O vice-governador de Minas também minimizou um possível prejuízo a candidatura por uma ala do PSD estar no governo Lula.

“O PSD é um partido, como eu disse aqui na minha fala, um partido de equilíbrio. Em Minas Gerais, a bancada estadual e federal caminham conosco já há muito tempo. Então, o fato da gente ter um ministro de estado filiado ao PSD, a mesma questão do senador Rodrigo Pacheco, não muda o alinhamento que nós temos com todos os parlamentares”, argumentou Simões.

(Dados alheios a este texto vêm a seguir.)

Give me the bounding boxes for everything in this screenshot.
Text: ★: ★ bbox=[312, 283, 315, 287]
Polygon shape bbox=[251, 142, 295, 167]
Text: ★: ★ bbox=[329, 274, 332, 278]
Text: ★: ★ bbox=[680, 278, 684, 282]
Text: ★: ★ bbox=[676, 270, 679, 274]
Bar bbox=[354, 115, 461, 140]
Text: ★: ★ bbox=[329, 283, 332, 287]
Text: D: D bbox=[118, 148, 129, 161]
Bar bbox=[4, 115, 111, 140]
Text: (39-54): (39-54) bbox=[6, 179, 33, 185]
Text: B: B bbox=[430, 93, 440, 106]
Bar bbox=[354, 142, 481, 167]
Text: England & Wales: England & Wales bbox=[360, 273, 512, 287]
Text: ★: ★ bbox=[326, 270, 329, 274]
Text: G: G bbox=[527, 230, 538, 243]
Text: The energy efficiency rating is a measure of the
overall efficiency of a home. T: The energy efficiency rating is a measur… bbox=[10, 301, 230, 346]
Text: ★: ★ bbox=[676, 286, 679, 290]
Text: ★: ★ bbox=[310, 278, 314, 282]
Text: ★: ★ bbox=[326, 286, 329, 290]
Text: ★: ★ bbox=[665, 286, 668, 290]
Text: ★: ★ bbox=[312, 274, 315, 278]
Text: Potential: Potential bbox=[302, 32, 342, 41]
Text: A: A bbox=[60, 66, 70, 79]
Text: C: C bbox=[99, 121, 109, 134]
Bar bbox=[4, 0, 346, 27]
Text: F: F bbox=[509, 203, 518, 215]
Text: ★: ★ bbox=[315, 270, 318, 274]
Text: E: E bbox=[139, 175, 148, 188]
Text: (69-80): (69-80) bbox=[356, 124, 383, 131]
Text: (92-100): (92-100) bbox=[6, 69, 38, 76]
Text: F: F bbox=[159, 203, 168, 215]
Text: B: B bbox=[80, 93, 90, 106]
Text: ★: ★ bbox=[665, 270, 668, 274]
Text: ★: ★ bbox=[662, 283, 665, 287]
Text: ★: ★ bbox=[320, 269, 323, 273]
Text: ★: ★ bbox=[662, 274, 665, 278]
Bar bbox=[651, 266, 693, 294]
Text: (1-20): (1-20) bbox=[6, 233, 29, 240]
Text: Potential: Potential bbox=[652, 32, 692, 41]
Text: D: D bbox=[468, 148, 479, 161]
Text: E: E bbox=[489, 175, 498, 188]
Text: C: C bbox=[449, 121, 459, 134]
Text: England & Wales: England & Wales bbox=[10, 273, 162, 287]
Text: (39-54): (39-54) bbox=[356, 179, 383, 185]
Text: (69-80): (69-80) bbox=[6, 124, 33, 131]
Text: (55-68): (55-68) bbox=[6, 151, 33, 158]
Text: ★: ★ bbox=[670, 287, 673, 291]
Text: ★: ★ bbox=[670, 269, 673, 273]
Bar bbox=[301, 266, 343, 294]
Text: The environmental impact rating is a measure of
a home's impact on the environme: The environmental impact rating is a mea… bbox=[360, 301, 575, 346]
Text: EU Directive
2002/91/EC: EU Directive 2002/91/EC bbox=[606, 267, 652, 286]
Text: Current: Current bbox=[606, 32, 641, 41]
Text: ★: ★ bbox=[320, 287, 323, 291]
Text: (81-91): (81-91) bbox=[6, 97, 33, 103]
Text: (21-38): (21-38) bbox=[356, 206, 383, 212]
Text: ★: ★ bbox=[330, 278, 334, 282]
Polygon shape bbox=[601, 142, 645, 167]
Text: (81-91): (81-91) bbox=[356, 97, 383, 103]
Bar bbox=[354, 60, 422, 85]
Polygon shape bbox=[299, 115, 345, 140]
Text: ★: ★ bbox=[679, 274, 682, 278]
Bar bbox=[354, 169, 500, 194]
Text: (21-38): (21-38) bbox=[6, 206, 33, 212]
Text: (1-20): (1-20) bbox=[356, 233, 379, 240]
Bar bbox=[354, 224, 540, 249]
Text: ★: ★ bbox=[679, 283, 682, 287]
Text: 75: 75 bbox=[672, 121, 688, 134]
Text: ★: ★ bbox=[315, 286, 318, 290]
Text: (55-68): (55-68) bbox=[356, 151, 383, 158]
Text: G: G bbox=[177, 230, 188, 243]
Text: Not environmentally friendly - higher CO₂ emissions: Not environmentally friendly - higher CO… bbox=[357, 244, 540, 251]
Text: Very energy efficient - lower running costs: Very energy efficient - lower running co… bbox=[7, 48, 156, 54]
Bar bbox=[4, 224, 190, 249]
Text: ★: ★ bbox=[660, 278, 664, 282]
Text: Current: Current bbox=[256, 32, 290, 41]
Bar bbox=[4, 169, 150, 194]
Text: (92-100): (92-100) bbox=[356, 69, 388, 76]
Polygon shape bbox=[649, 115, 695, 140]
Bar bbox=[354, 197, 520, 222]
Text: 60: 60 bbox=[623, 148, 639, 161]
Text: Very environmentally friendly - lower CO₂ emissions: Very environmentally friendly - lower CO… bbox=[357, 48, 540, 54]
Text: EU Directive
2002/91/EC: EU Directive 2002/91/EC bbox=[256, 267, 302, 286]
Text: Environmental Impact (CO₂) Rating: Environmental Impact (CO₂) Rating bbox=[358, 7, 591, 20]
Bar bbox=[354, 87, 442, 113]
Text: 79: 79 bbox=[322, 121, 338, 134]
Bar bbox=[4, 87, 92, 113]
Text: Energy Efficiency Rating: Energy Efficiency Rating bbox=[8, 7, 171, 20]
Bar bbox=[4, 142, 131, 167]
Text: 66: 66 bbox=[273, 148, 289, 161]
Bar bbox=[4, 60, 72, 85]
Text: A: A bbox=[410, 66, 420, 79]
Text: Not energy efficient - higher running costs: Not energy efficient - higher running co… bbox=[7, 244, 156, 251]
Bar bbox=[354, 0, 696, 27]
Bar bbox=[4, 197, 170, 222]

A pré-candidatura do vice-governador mineiro já tem o apoio do PSD, Novo, Progressistas (PP), União Brasil, Podemos, Solidariedade, PRD, Democracia Cristã (DC) e Mobiliza.

Minas Gerais é o segundo maior colégio eleitoral do país e ter um palanque forte no estado ajuda os candidatos à presidência da República, por isso a preocupação do governo federal em buscar um nome competitivo na disputa.

Minas é considerado um estado-chave para a disputa ao comando do Brasil. Os últimos candidatos ao Planalto que ganharam em Minas foram eleitos presidente.